Créer un événement, ce n’est pas remplir un programme : c’est mettre un monde en mouvement

Quand on annonce un événement chez Au Poirier Savant, la question qu’on nous pose le plus souvent est : « Il y a quoi comme activités ? » C’est une question normale. Légitime. Et pourtant, elle dit quelque chose sur la façon dont on pense généralement un événement culturel ou ludique : comme une addition. Un programme. Une liste de choses à faire pendant un temps donné.

Ce n’est pas comme ça qu’on le pense. Ou du moins, ce n’est pas le point de départ.

Le point de départ, pour nous, c’est toujours une question plus simple et plus difficile à la fois : qu’est-ce qu’on veut que les gens ressentent ?

Un événement réussi n’est pas un événement où il s’est passé beaucoup de choses. C’est un événement où tout ce qui s’est passé semblait aller dans le même sens — même quand les activités étaient très différentes.

Prenons un exemple concret. Lors des Journées Internationales de la Traîtrise, l’axe central est la trahison bienveillante : le plaisir de duper et d’être dupé, dans un cadre sécurisé, avec des gens qui ont accepté les règles du jeu. Tout, dans la journée, doit nourrir cet axe. Le choix des jeux, évidemment. Mais aussi le ton de l’accueil. La façon dont on présente les tables. Ce qu’on met sur les murs. La blague qu’on glisse dans le programme. Le titre de l’édition.

Aucun de ces détails n’est décisif pris séparément. Ensemble, ils créent quelque chose qu’on ne sait pas toujours nommer, mais qu’on ressent immédiatement : une cohérence, une atmosphère, un sentiment d’être quelque part de particulier.

On sous-estime souvent le poids de l’accueil dans une expérience. Pas l’accueil au sens logistique — l’inscription, la distribution des badges — mais l’accueil au sens humain. La façon dont quelqu’un est reçu dans les premières minutes dit quelque chose de décisif sur le type d’expérience qui l’attend.

Chez nous, on essaie que les gens se sentent attendus. Pas juste bienvenus — attendus. Il y a une différence. « Bienvenu » c’est un état. « Attendu » c’est une intention : quelqu’un a pensé à toi avant que tu arrives.

Le décor, le ton de la communication, l’ambiance sonore quand on entre dans un lieu : tout cela fabrique une promesse. Et une promesse, une fois faite, doit être tenue. C’est pour ça que la cohérence n’est pas une question esthétique — c’est une question de confiance.

La plupart de nos événements commencent par une image. Pas un programme : une image. Une table encombrée de cartes mystérieuses. Un couloir mal éclairé où quelque chose ne va pas. Un repas servi à des inconnus qui partagent un secret.
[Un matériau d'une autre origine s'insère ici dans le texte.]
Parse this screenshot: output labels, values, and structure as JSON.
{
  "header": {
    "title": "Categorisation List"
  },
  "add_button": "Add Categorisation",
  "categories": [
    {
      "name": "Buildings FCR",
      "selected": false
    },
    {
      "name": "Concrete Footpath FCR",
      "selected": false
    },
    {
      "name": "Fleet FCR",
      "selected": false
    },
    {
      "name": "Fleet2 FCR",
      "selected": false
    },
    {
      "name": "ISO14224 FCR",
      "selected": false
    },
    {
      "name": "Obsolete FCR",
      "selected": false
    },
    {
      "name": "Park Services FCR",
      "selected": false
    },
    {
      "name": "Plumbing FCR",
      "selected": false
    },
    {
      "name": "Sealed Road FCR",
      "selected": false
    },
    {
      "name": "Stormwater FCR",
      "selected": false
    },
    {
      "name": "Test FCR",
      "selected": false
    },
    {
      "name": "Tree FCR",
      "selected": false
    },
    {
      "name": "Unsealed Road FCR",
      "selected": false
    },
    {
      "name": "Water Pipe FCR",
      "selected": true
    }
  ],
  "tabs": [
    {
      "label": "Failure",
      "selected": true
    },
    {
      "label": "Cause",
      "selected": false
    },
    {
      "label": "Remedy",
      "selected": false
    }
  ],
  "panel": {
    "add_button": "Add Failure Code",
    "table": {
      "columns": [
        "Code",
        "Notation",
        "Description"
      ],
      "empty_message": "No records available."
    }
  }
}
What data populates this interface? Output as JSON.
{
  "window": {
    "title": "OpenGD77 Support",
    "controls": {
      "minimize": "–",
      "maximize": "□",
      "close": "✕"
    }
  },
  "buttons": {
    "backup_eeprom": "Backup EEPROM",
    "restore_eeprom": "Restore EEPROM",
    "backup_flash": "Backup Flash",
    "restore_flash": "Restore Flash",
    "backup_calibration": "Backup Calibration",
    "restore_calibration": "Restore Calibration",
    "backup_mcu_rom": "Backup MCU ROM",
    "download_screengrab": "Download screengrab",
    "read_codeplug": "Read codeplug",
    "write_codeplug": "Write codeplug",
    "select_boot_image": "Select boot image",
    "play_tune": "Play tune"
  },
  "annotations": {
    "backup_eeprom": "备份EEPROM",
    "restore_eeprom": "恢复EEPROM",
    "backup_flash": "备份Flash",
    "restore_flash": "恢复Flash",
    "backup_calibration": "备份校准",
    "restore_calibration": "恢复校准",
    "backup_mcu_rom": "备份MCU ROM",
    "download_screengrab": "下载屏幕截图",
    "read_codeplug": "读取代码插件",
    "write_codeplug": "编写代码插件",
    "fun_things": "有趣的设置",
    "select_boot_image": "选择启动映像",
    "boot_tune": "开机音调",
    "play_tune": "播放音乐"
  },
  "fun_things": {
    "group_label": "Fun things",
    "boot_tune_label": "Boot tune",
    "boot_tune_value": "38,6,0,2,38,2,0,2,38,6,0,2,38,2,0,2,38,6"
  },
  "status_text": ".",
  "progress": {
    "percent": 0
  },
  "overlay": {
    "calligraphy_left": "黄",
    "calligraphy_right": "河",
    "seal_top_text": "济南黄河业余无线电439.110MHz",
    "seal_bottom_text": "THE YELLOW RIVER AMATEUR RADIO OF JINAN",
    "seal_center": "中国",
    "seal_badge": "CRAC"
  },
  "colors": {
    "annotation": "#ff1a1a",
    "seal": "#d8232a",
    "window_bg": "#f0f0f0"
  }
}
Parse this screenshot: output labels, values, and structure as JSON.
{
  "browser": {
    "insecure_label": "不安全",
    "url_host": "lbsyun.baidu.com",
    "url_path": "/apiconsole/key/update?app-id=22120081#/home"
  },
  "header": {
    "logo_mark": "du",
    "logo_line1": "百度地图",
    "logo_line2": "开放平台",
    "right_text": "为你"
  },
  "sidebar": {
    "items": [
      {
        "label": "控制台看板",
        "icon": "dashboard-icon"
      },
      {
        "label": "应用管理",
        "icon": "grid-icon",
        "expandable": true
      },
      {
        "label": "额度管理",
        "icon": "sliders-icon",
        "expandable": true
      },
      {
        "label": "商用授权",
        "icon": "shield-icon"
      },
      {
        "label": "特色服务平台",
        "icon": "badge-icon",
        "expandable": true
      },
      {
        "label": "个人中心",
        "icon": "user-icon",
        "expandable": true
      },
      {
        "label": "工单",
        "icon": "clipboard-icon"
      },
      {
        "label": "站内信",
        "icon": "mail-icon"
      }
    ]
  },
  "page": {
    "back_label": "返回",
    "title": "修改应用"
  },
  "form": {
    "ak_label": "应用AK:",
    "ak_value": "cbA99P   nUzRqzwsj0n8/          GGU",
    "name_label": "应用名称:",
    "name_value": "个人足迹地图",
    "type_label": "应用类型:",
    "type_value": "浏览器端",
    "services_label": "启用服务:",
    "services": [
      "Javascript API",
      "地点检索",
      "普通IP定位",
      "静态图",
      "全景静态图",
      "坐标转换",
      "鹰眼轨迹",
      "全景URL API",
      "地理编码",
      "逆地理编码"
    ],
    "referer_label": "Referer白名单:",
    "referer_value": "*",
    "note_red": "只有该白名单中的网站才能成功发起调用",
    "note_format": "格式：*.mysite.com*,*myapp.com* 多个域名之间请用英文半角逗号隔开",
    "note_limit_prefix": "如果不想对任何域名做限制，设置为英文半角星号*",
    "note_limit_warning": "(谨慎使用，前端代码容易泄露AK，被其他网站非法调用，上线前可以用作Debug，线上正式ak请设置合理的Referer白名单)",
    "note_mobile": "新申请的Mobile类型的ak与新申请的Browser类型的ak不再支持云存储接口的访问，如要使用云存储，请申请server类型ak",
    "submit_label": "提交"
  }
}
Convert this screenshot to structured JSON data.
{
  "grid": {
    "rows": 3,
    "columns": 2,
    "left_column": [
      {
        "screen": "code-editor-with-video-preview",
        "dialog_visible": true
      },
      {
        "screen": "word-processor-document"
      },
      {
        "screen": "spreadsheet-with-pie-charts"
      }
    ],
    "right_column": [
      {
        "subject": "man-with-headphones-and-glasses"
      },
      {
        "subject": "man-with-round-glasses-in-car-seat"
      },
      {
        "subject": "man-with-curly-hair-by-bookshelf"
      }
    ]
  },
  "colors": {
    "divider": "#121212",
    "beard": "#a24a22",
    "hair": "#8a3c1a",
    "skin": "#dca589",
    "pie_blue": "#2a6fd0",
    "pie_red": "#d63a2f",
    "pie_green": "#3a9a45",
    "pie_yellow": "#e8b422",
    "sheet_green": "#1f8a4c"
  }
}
À partir de cette image, on tire des fils. Qu’est-ce que les gens font ? Qu’est-ce qu’ils ressentent ? Qu’est-ce qu’ils se disent les uns aux autres en sortant ? Ces questions guident les choix qui suivent : le format, la durée, le nombre de participants, le matériel, les rôles éventuels.

Ce processus n’est pas toujours conscient, ni toujours aussi propre que cette description le laisse entendre. Il y a des tâtonnements, des idées abandonnées, des virages à mi-parcours. Mais l’image de départ reste une boussole. Elle permet de trancher quand on hésite : cette idée-là sert-elle ce qu’on voulait faire ressentir, ou est-ce qu’elle s’en éloigne ?

On l’entend parfois, après un événement : « Je ne sais pas exactement ce que j’ai fait, mais c’était bien. » Cette phrase nous réjouit plus que « les activités étaient super ». Parce qu’elle dit que quelque chose a eu lieu au-delà du programme — une expérience, pas seulement un passage.

Un événement conçu comme un monde cohérent change le rapport des participants à ce qui s’y passe. Ils ne sont plus des consommateurs d’activités. Ils deviennent des habitants temporaires d’un espace imaginaire — même si cet espace est une salle communale avec des tables en plastique. Le récit fait le décor.

Et les participants le sentent. Ils y contribuent. Ils apportent quelque chose d’eux-mêmes dans un monde qui leur est offert. C’est là, exactement, que le jeu et l’imaginaire font ce qu’ils font de plus fort : créer de la présence, de la participation, du sens partagé.

Alors non, créer un événement, ce n’est pas remplir un programme. C’est poser une question à ceux qui viennent. Et les aider à y répondre ensemble.